We’ll name the power of the first lightbulb, 100 watts, 𝑃 sub one and the power of the second bulb, 75 watts, 𝑃 sub two. We’ll also call the distance, 10.0 meters, that we measure the intensity from the 75-watt bulb 𝑑. We want to know what distance from the 100-watt bulb is the intensity from that bulb equal to the intensity from the 75-watt bulb 10.0 meters away. We’ll call that distance capital 𝐷.
To start our solution, we can recall an equation for intensity, power, and distance. The intensity 𝐼 of light from a source is proportional to the power of that source divided by the distance 𝑑 from the source squared. If we call our first bulb with a power rating of 100 watts B one and the second bulb B two, then we know that, at distance lowercase 𝑑 away from B two, the light intensity from B two will equal the light intensity from B one at distance of capital 𝐷 from B one.

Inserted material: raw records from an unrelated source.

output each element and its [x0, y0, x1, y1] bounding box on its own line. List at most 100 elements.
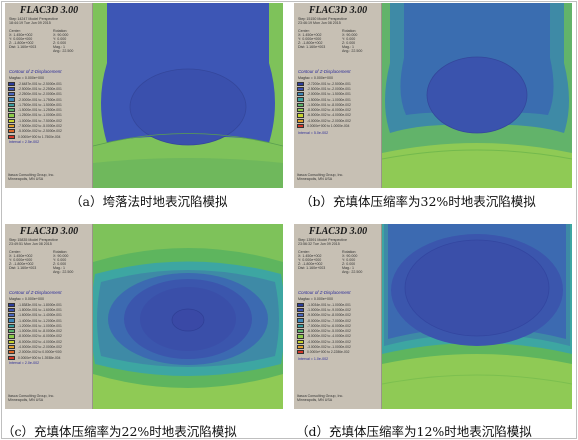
legend-row: -4.0000e-002 to -2.0000e-002 — [297, 118, 379, 123]
legend-row: -2.0000e-001 to -1.5000e-001 — [297, 92, 379, 97]
legend-swatch — [8, 323, 15, 328]
legend-label: -2.0000e-001 to -1.7500e-001 — [18, 97, 62, 102]
legend-row: -2.0000e-001 to -1.7500e-001 — [8, 97, 90, 102]
legend-label: -7.0000e-002 to -6.0000e-002 — [307, 323, 351, 328]
legend-label: 0.0000e+000 to 2.2286e-002 — [307, 350, 350, 355]
legend-swatch — [8, 134, 15, 139]
legend-label: 0.0000e+000 to 1.7500e-004 — [18, 134, 61, 139]
center-x: X: 1.450e+002 — [9, 33, 33, 37]
info-box-a: FLAC3D 3.00 Step 14247 Model Perspective… — [5, 3, 93, 188]
legend-label: -1.0000e-001 to -9.0000e-002 — [307, 307, 351, 312]
rot-x: X: 90.000 — [342, 254, 358, 258]
legend-label: -2.5000e-001 to -2.0000e-001 — [307, 86, 351, 91]
legend-swatch — [297, 92, 304, 97]
center-z: Z: -1.800e+002 — [298, 262, 323, 266]
legend-row: -2.6487e-001 to -2.5000e-001 — [8, 81, 90, 86]
legend-label: -1.2500e-001 to -1.0000e-001 — [18, 113, 62, 118]
rot-z: Z: 0.000 — [342, 41, 356, 45]
company-text: Itasca Consulting Group, Inc. — [297, 394, 344, 398]
center-label: Center: — [298, 250, 310, 254]
legend-row: -1.0000e-001 to -9.0000e-002 — [297, 307, 379, 313]
legend-row: -7.0000e-002 to -6.0000e-002 — [297, 323, 379, 328]
legend-swatch — [8, 329, 15, 334]
legend-label: -8.0000e-002 to -7.0000e-002 — [307, 318, 351, 323]
interval-text: Interval = 2.0e-002 — [9, 361, 40, 365]
step-text: Step 15835 Model Perspective — [9, 238, 58, 242]
ang-text: Ang.: 22.500 — [342, 49, 363, 53]
rot-y: Y: 0.000 — [53, 37, 67, 41]
legend-label: -8.0000e-002 to -6.0000e-002 — [307, 108, 351, 113]
legend-row: 0.0000e+000 to 2.2286e-002 — [297, 350, 379, 355]
legend-label: -5.0000e-002 to -2.5000e-002 — [18, 129, 62, 134]
legend-swatch — [8, 102, 15, 107]
legend-label: -4.0000e-002 to -2.0000e-002 — [18, 345, 62, 350]
legend-row: -1.0034e-001 to -1.0000e-001 — [297, 302, 379, 307]
legend-swatch — [297, 344, 304, 350]
contour-plot-a — [92, 3, 283, 188]
legend-swatch — [8, 113, 15, 118]
legend-swatch — [297, 350, 304, 355]
rotation-label: Rotation: — [53, 29, 68, 33]
legend-label: -1.0000e-001 to -8.0000e-002 — [18, 329, 62, 334]
legend-row: -1.5000e-001 to -1.2500e-001 — [8, 107, 90, 113]
legend-row: 0.0000e+000 to 1.3938e-004 — [8, 355, 90, 360]
legend-label: -1.0000e-001 to -8.0000e-002 — [307, 102, 351, 107]
time-text: 23:49:51 Mon Jun 08 2015 — [9, 242, 52, 246]
rot-y: Y: 0.000 — [342, 258, 356, 262]
legend-swatch — [8, 108, 15, 113]
legend-label: -1.0000e-001 to -7.5000e-002 — [18, 118, 62, 123]
info-box-b: FLAC3D 3.00 Step 15150 Model Perspective… — [294, 3, 382, 188]
legend-label: -6.0000e-002 to -5.0000e-002 — [307, 329, 351, 334]
dist-text: Dist: 1.160e+003 — [9, 45, 37, 49]
legend-row: -2.7200e-001 to -2.5000e-001 — [297, 81, 379, 86]
ang-text: Ang.: 22.500 — [342, 270, 363, 274]
rot-x: X: 90.000 — [53, 33, 69, 37]
time-text: 23:56:32 Tue Jun 09 2015 — [298, 242, 340, 246]
info-box-c: FLAC3D 3.00 Step 15835 Model Perspective… — [5, 224, 93, 409]
legend-row: -8.0000e-002 to -6.0000e-002 — [8, 334, 90, 339]
mag-text: Mag.: 1 — [342, 266, 354, 270]
legend-label: -2.7200e-001 to -2.5000e-001 — [307, 81, 351, 86]
legend: -1.8383e-001 to -1.8000e-001 -1.8000e-001… — [8, 302, 90, 360]
legend-label: -1.4000e-001 to -1.2000e-001 — [18, 318, 62, 323]
legend-swatch — [8, 123, 15, 129]
legend-label: -2.0000e-002 to 0.0000e+000 — [18, 350, 62, 355]
software-title: FLAC3D 3.00 — [19, 5, 79, 16]
legend-swatch — [8, 313, 15, 318]
legend-row: -1.0000e-001 to -8.0000e-002 — [8, 328, 90, 334]
legend-label: -1.5000e-001 to -1.2500e-001 — [18, 108, 62, 113]
legend: -2.6487e-001 to -2.5000e-001 -2.5000e-001… — [8, 81, 90, 139]
rotation-label: Rotation: — [342, 29, 357, 33]
rot-y: Y: 0.000 — [53, 258, 67, 262]
rot-y: Y: 0.000 — [342, 37, 356, 41]
magfac-text: Magfac = 0.000e+000 — [298, 297, 333, 301]
legend-label: -4.0000e-002 to -2.0000e-002 — [307, 118, 351, 123]
legend-row: -1.0000e-001 to -7.5000e-002 — [8, 118, 90, 123]
legend-label: -1.8000e-001 to -1.6000e-001 — [18, 307, 62, 312]
time-text: 18:44:19 Tue Jun 09 2015 — [9, 21, 51, 25]
city-text: Minneapolis, MN USA — [8, 398, 44, 402]
time-text: 23:46:19 Mon Jun 08 2015 — [298, 21, 341, 25]
legend-row: -1.2500e-001 to -1.0000e-001 — [8, 113, 90, 118]
legend-swatch — [297, 86, 304, 92]
legend-row: -1.8000e-001 to -1.6000e-001 — [8, 307, 90, 313]
mag-text: Mag.: 1 — [53, 45, 65, 49]
company-text: Itasca Consulting Group, Inc. — [297, 173, 344, 177]
legend-row: -2.2500e-001 to -2.0000e-001 — [8, 92, 90, 97]
city-text: Minneapolis, MN USA — [297, 398, 333, 402]
legend-label: -5.0000e-002 to -4.0000e-002 — [307, 334, 351, 339]
center-y: Y: 0.000e+000 — [298, 258, 322, 262]
legend-label: -2.0000e-001 to -1.5000e-001 — [307, 92, 351, 97]
legend-swatch — [297, 81, 304, 86]
legend-swatch — [8, 118, 15, 123]
rot-x: X: 90.000 — [53, 254, 69, 258]
legend-swatch — [297, 102, 304, 107]
center-label: Center: — [9, 250, 21, 254]
panel-b: FLAC3D 3.00 Step 15150 Model Perspective… — [294, 3, 572, 188]
legend-swatch — [8, 334, 15, 339]
legend-swatch — [297, 334, 304, 339]
legend: -2.7200e-001 to -2.5000e-001 -2.5000e-001… — [297, 81, 379, 129]
contour-title: Contour of Z-Displacement — [9, 290, 62, 295]
step-text: Step 13591 Model Perspective — [298, 238, 347, 242]
legend-swatch — [297, 97, 304, 102]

At that distance, we can write that 𝐼 one is equal to 𝐼 two. The light intensity from both bulbs is the same. Using our proportionality relationship for light intensity, we can therefore write that 𝑃 one over capital 𝐷 squared is equal to 𝑃 two over lowercase 𝑑 squared.
Rearranging to solve for capital 𝐷, we find that capital 𝐷 is equal to lowercase 𝑑 times the square root of 𝑃 one over 𝑃 two. We know 𝑃 one, 𝑃 two, and lowercase 𝑑. So we can plug in these values and solve for capital 𝐷.
When we do and introduce values on our calculator, we find that, to two significant figures, 𝐷 is 12 meters. That’s how far from bulb one we need to be in order for the intensity to match the intensity of bulb two at distance of 10.0 meters away.